I was chatting with a few people on Twitter last night and came to the realization that I’m not alone when it comes to being impatient with my writing.
I’m the type of person who thinks faster than he types. Sometimes I’m in such a good flow that I miss typing entire words. My muse spits out sentences faster than I can put them on the screen. This is good! It means I’m excited about the story and as such, I hope the reader will feel that excitement when they read it. After all, if I was bored writing the book, how could I ever expect a reader to enjoy it?
But there’s another type of impatience. The kind that wants us to finish our books too quickly. Don’t mistake this for ambition, because they can look a lot alike. Being eager to finish our books and being frustrated we’re not done yet are two different things.
Take my second book, Shift, for example. I only have a few chapters left that I’d hoped to finish on the weekend. Well, I didn’t get more that a few hours writing done on the weekend and the writing I did made very little progress. So I made a goal for the end of the week, but that’s not looking great either. I just don’t have the creative flow I need right now to deliver the proper ending. Sure I could force it, but I’ve learned already in doing that, I only hurt the story, making makes more work in the editing process than I want. So I take a step back.

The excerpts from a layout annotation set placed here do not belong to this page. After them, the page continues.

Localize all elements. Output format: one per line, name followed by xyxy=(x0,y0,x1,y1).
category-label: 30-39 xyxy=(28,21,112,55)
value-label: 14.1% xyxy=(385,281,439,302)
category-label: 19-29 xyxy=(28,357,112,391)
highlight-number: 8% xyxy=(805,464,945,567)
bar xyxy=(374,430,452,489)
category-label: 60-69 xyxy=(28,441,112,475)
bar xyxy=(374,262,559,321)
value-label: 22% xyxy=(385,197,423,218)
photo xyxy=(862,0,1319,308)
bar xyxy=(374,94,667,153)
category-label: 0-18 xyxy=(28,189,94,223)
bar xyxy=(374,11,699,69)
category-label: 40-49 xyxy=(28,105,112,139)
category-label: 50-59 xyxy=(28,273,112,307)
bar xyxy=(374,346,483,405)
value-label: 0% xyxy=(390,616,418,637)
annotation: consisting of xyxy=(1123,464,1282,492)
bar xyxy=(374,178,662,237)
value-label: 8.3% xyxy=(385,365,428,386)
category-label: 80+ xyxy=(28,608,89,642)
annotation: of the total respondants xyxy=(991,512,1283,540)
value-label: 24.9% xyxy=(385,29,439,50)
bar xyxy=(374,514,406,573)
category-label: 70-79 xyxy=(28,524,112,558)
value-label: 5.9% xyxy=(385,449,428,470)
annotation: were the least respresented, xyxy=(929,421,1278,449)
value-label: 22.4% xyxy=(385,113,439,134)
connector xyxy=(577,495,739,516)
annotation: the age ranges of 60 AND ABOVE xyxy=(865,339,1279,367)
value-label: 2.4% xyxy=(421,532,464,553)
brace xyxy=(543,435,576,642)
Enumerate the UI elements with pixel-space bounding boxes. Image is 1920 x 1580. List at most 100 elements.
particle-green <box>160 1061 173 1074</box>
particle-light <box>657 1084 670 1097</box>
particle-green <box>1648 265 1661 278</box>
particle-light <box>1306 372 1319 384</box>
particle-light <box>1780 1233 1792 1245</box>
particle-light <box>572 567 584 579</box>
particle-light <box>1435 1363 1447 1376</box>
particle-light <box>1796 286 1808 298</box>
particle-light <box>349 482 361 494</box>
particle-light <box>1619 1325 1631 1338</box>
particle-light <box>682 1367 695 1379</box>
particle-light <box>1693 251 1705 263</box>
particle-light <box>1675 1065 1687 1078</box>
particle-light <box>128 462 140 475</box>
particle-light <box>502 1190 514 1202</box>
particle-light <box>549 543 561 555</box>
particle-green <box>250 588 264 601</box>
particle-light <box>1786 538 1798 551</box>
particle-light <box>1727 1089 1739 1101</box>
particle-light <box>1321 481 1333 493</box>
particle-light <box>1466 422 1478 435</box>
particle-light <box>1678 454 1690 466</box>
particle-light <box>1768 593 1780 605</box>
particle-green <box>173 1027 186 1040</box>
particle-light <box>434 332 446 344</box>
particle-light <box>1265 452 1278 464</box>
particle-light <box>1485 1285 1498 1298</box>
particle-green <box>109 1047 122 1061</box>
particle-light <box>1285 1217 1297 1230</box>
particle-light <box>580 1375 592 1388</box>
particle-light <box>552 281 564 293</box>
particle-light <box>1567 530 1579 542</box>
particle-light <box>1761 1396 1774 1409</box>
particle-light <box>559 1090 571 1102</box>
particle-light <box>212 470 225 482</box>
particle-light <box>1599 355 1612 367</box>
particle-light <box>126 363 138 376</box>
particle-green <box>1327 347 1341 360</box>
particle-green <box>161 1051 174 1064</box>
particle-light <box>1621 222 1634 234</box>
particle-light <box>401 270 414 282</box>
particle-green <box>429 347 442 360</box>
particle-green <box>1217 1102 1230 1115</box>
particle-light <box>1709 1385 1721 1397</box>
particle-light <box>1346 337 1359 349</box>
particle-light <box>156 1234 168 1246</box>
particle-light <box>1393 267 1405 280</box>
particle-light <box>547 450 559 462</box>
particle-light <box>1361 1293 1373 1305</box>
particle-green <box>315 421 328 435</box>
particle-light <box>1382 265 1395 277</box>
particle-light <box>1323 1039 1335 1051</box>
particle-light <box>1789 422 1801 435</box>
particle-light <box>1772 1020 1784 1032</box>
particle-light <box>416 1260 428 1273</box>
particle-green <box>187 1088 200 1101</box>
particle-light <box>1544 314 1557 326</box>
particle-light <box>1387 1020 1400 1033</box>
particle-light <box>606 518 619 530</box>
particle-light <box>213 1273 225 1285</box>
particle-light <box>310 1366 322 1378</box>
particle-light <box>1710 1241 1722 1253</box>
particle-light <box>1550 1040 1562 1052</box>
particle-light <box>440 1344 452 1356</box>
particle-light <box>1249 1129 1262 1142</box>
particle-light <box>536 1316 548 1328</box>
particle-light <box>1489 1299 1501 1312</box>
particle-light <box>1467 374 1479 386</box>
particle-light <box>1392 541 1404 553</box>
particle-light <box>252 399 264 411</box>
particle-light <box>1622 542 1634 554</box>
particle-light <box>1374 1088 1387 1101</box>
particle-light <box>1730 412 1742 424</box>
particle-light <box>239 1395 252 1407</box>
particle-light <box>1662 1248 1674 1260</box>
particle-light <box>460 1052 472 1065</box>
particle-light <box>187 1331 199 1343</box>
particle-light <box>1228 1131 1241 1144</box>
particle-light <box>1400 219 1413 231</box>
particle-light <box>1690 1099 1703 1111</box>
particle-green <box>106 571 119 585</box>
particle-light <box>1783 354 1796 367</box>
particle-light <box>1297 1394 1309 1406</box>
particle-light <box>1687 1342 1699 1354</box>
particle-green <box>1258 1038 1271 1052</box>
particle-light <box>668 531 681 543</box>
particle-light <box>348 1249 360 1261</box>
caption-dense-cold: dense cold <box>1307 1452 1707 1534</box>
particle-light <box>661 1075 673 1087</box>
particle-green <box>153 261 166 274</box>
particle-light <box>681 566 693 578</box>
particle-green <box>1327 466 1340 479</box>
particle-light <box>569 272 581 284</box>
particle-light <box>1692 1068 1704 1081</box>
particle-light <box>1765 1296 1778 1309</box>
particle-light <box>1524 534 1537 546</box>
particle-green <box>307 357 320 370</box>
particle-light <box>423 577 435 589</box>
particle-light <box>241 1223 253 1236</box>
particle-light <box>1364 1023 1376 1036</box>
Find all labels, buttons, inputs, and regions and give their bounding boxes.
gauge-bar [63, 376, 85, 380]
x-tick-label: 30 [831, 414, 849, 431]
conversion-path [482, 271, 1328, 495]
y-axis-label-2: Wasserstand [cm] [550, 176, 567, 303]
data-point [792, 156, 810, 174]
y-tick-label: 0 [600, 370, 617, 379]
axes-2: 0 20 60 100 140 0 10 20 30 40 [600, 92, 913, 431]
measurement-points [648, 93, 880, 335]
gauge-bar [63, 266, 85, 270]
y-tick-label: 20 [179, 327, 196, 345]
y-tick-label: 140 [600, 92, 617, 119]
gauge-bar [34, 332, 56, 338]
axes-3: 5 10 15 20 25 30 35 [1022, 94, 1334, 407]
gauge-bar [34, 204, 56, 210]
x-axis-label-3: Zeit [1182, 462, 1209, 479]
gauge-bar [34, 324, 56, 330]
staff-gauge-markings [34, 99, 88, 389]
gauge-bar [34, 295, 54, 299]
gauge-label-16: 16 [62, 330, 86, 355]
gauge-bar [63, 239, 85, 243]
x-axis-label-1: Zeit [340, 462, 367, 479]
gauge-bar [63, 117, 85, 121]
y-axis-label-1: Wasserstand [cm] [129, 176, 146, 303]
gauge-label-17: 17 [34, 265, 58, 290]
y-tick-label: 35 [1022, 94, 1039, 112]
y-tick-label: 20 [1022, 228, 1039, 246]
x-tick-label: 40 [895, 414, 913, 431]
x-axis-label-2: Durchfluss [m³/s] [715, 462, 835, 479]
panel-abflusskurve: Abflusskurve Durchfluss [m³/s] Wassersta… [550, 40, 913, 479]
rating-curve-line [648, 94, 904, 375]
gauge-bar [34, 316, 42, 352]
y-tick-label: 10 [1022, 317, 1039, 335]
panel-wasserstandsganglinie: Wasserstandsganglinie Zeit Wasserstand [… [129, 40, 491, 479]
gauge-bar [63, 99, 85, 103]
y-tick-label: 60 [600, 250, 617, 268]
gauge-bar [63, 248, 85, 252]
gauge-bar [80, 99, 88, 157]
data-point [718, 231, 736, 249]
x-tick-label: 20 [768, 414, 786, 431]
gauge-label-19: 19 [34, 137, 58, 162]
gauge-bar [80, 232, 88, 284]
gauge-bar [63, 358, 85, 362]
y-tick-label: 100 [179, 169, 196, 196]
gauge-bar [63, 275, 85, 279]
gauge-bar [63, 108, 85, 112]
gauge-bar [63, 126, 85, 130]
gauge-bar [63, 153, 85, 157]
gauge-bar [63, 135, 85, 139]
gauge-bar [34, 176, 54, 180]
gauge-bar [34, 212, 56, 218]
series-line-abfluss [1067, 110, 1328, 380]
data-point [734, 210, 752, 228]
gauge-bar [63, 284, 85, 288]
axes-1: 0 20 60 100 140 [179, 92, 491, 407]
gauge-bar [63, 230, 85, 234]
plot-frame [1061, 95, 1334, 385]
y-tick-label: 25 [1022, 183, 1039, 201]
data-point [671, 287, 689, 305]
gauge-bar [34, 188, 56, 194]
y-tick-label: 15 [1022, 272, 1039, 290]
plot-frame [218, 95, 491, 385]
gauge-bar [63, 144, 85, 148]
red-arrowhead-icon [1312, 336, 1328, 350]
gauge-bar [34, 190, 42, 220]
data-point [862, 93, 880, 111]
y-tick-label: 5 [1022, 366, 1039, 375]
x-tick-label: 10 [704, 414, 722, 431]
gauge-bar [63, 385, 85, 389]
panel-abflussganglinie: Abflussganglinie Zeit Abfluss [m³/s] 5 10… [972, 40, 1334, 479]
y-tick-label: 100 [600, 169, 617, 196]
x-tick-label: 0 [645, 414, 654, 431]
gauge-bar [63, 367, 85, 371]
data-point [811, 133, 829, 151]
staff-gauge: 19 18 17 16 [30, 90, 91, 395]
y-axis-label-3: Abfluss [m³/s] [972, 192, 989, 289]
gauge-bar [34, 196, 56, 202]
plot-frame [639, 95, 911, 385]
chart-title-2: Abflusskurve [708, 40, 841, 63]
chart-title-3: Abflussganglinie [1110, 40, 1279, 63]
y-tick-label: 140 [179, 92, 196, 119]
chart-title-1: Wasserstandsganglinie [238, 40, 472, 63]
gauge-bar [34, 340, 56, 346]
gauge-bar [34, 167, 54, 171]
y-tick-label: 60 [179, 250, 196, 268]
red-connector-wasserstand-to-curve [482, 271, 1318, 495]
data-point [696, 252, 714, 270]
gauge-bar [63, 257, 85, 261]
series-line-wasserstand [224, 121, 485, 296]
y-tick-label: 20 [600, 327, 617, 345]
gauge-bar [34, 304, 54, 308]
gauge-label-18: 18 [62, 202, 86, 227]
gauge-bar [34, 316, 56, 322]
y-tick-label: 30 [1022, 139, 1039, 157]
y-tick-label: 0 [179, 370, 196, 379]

Now I’m reading the last few chapters that I wrote, making sure they flow and ensure their working towards the ending I’m plotting. They do! Great! Now I need to brainstorm on how to get where I want to be. The last few weeks I’d averaged 5000 – 8000 words a night! That’s incredible for me, but this week, I’m lucky if I hit 1500. Before I learned this lesson of patience (which is an ongoing process) I’d be frustrated with this. I used to try and force the ending, but I’d just end up making even less progress. Now I realize I need to take advantage of the writing when the creative juices are really flowing and when that urge comes to me, I’ll pump out the last few chapters. That doesn’t mean I won’t sit down and write every night, I will. It does mean that if the pages aren’t coming as quickly as I’d like, I won’t get mad.
You can’t pressure yourself to finish a story. You’re muse will let you know when it’s ready and how to get to the end, but if you push it, you could end up doing more damage than good.
If you hit a rough patch in your story, don’t get frustrated. I know it’s easier said than done but trust me when I say “getting mad doesn’t solve your problem.” Instead, do some social networking, read a book, read a blog, do a dance, eat some ice cream, or work on another project. The point is, it doesn’t matter what you do, but the more energy you spend dwelling on your lack of progress, the more lack of progress you’ll see.
Of course, this is all my opinion, but if your stuck and you want to take my advice, sit down and relax. Take a load off, put up your feet, and do something to take your mind off of it. You’re story will thank you in the end, as will your sanity.